Review Avant-garde music Pop music

Mist

House

Spectrum Spools • 2011

There are more news from the very explorable universe of the Emeralds. While Mark McGuire illuminates the dimension with his solo-album A Young Person’s Guide To via guitar, his band-colleague John Elliot uses the synthesizer. For the project Mist he teamed up with Sam Goldberg, both from Cleveland, Ohio. On House, they combined their collection of instruments, consisting of Moog Voyager OS, Roland RS-101, Sequential Circuits Prophet 600, Roland SH-101, Korg Polysix, Univox Minikorg, Multivox MX 202, Dave Smith Instruments Mopho, and gave them a proper mix-up.
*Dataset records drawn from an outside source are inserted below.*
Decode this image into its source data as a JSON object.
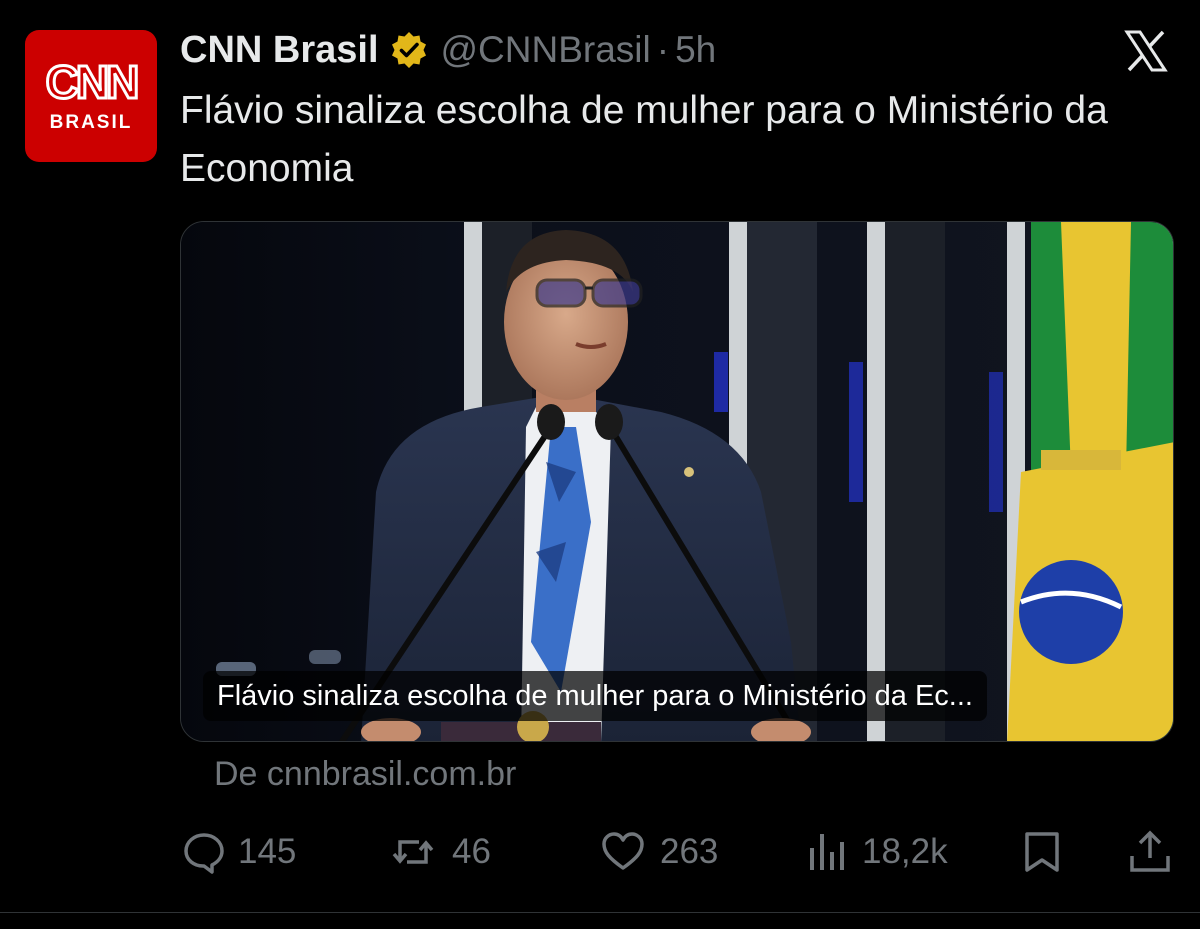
{
  "author": {
    "name": "CNN Brasil",
    "handle": "@CNNBrasil",
    "separator": "·",
    "time": "5h",
    "avatar_text": "BRASIL",
    "avatar_logo_text": "CNN",
    "verified_badge": "gold-verified-icon"
  },
  "platform_logo": "x-logo-icon",
  "tweet": {
    "text": "Flávio sinaliza escolha de mulher para o Ministério da Economia"
  },
  "card": {
    "title": "Flávio sinaliza escolha de mulher para o Ministério da Ec...",
    "source": "De cnnbrasil.com.br"
  },
  "actions": {
    "replies": "145",
    "reposts": "46",
    "likes": "263",
    "views": "18,2k"
  },
  "colors": {
    "background": "#000000",
    "text_primary": "#e7e9ea",
    "text_secondary": "#71767b",
    "brand_red": "#cc0000",
    "verified_gold": "#e2b719"
  }
}
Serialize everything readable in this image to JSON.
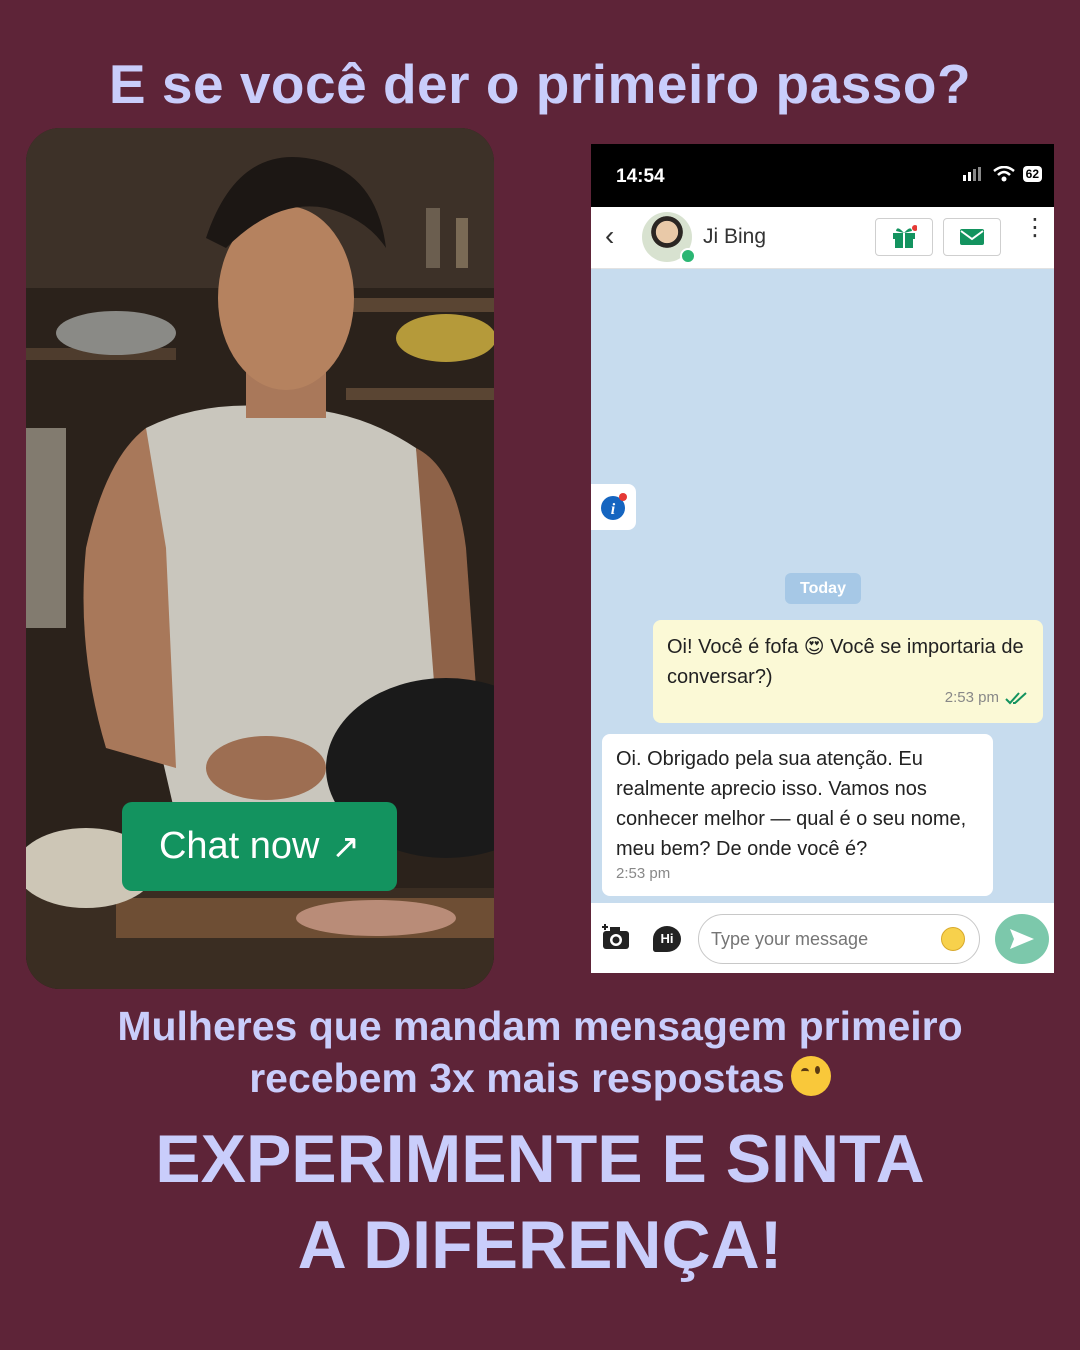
{
  "headline": "E se você der o primeiro passo?",
  "photo": {
    "cta_label": "Chat now",
    "cta_arrow": "↗"
  },
  "phone": {
    "status_time": "14:54",
    "battery": "62",
    "contact_name": "Ji Bing",
    "today_label": "Today",
    "messages": [
      {
        "direction": "outgoing",
        "text_before_emoji": "Oi! Você é fofa ",
        "emoji": "😍",
        "text_after_emoji": " Você se importaria de conversar?)",
        "time": "2:53 pm",
        "status": "read"
      },
      {
        "direction": "incoming",
        "text": "Oi. Obrigado pela sua atenção. Eu realmente aprecio isso. Vamos nos conhecer melhor — qual é o seu nome, meu bem? De onde você é?",
        "time": "2:53 pm"
      }
    ],
    "input_placeholder": "Type your message",
    "hi_label": "Hi"
  },
  "subtext_line1": "Mulheres que mandam mensagem primeiro",
  "subtext_line2": "recebem 3x mais respostas",
  "cta_line1": "EXPERIMENTE E SINTA",
  "cta_line2": "A DIFERENÇA!",
  "colors": {
    "background": "#5e2438",
    "headline": "#c9cdfb",
    "chat_button": "#13935f",
    "chat_bg": "#c7dcee",
    "outgoing_bubble": "#fbf9d6",
    "send_button": "#7cc8ab"
  },
  "icons": [
    "back-icon",
    "gift-icon",
    "mail-icon",
    "more-icon",
    "info-icon",
    "camera-icon",
    "emoji-icon",
    "send-icon",
    "read-check-icon",
    "wifi-icon",
    "signal-icon"
  ]
}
Then, there was a loud »Bang!« and there was matter, space and time in the shape of »kosmische Musik«. However, and this needs explicit mentioning, no one needs to know Klaus Schulze or Tangerine Dream in order to like this music. Quite the opposite, really. Mist add a form of instancy to their seven tracks of synths-music that is and was missing to the musicians who cheaply try to create electronic organ-tunes today and also back then. On the one hand, this is due to the convincing sound with which James Plotkin (guitarist of Khanate and Scorn and, as a producer, expert for pressing sounds) sealed the album. But it’s also due to the compositions themselves, which seem to contain galaxies of tone sequences. The opener, Twin Lakes, has an almost popsong-like structure, while Daydream leads the listener straight into weightlessness. Mist House, on the other hand, is a house-track with no need for a beat and the final P.M. is a thirteen-minutes-long stroll along the filaments. All in all, House is the peak of John Elliots self-curated record-label Spectrum Spools, so far. The first few copies of the record are even available in pink vinyl.